1) Recrutar hoje e sempre (não terceirizar). É importante sempre estar recrutando pessoas para o projeto. Deve ser um processo constante e não sazonal, pois projetos digitais precisam o tempo todo de novas habilidades. Há dois anos e meio, o GOV.UK começou com 6 pessoas. Hoje tem uma equipe de 300 pessoas.
Neste processo, é importante não terceirizar, segundo Stewart. É importante que talentos e conhecimentos não fujam do governo. Há 18 anos, o governo terceirizou a operação digital. Foi um desastre. As pessoas foram naturalmente entregando os projetos e partindo para outros desafios e o governo sentiu uma nítida fuga de talentos, conhecimento e experiência.
Nisso, Stewart destacou que o GOV.UK sempre busca novas pessoas nas startups. É o melhor ambiente atualmente para encontrar talentos, segundo o especialista. Entretanto, ao mesmo tempo, ele lembrou que o governo britânico não tem condições de competir com um Google ou uma Amazon na retenção/aquisição de pessoas.
Para atrair/manter essas pessoas, Stewart tenta utilizar o discurso dos benefícios não-materiais, de que você estará ajudando a reformular um dos governos mais importantes do mundo, influenciando assim a vida de diversas pessoas.
2) Celebrar sucesso. É extremamente importante entregar o que você promete. Isso gera credibilidade. Junto a isso, é significativo sempre celebrar as vitórias e entregas feitas por sua equipe. Valoriza os esforços, criar uma noção de processos, além de um ambiente de trabalho coeso e fundamentado no mérito.
3) Ter sponsors efetivos. Antes, durante e após a execução, o projeto de reformulação do GOV.UK teve um forte apoio de “sponsors internos”, ou seja, de gente do alto escalão do governo britânico que, desde o início, se colocou como “patrocinadora” do novo site (sponsor é um termo da área de gestão de projetos. Refere-se a uma pessoa que é responsável por ser uma facilitadora e defensora de um projeto internamente numa empresa).
A gente vê que inovação não muda muito. Seja na área privada ou pública, você sempre vai precisar do apoio de alguém em níveis superiores. Faz sentido. Toda inovação gera mudança, o que, naturalmente, mexe com pessoas e sentimentos: ego, inseguranças e expectativas de muita gente dentro de uma instituição.
Aliás, acredito que o grande sucesso do GOV.UK está neste caminho. Primeiro, o projeto conseguiu apresentar de forma rápida uma redução de custos (após a crise de 2008, os principais governos do mundo estão sofrendo uma forte pressão para reduzir custos). Segundo, existia por trás uma equipe de TI que entendia não somente de tecnologia, mas de negócios/pessoas.

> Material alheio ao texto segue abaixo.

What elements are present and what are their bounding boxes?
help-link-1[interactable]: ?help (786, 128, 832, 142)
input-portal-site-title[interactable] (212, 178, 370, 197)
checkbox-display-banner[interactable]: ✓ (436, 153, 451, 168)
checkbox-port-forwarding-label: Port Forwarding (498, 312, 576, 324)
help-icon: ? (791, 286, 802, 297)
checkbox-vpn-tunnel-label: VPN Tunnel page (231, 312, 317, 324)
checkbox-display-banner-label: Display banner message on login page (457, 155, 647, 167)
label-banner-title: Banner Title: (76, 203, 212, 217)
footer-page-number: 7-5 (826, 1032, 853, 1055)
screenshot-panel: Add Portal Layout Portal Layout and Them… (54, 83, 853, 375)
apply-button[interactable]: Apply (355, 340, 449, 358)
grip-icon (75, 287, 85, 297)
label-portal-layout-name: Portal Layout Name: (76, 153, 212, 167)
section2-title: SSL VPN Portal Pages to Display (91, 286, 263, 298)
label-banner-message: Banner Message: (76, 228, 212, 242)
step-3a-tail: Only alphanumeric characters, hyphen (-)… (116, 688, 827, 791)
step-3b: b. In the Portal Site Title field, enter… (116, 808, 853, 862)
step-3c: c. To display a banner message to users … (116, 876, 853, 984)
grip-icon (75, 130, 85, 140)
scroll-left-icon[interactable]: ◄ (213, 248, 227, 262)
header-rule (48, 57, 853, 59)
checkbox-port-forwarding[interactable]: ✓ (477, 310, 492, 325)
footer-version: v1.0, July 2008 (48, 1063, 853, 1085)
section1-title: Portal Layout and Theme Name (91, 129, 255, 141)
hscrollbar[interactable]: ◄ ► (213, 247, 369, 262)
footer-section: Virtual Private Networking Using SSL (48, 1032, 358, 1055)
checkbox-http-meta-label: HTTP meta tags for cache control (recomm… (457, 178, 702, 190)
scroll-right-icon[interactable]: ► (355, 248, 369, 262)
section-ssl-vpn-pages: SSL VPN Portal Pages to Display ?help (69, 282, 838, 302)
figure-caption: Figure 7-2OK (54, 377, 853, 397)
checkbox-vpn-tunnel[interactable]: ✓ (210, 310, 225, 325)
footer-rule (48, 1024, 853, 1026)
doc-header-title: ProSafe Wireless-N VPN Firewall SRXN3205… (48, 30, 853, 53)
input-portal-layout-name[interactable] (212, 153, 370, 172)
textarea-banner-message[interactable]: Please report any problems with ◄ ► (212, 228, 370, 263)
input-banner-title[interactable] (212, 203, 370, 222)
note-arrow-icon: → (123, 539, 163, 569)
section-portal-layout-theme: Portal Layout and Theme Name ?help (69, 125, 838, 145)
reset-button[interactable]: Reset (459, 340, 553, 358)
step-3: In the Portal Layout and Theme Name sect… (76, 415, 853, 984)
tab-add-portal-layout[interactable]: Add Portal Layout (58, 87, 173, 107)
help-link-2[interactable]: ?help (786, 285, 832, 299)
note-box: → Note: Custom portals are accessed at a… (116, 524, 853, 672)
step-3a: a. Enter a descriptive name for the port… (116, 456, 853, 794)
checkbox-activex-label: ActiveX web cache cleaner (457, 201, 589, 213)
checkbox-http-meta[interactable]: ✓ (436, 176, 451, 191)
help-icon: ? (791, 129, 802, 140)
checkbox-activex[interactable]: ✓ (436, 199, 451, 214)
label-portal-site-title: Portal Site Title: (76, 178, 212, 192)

E terceiro, mas não menos importante, desde o começo, o projeto foi fortemente apoiado por integrantes do alto escalão do governo, os quais passaram a encarar a presença digital do governo não como uma ferramenta de propaganda política para tentar influenciar o fluxo natural de informação da internet, mas sim como um serviço para resolver, sem demora ou frustrações, os problemas dos cidadãos.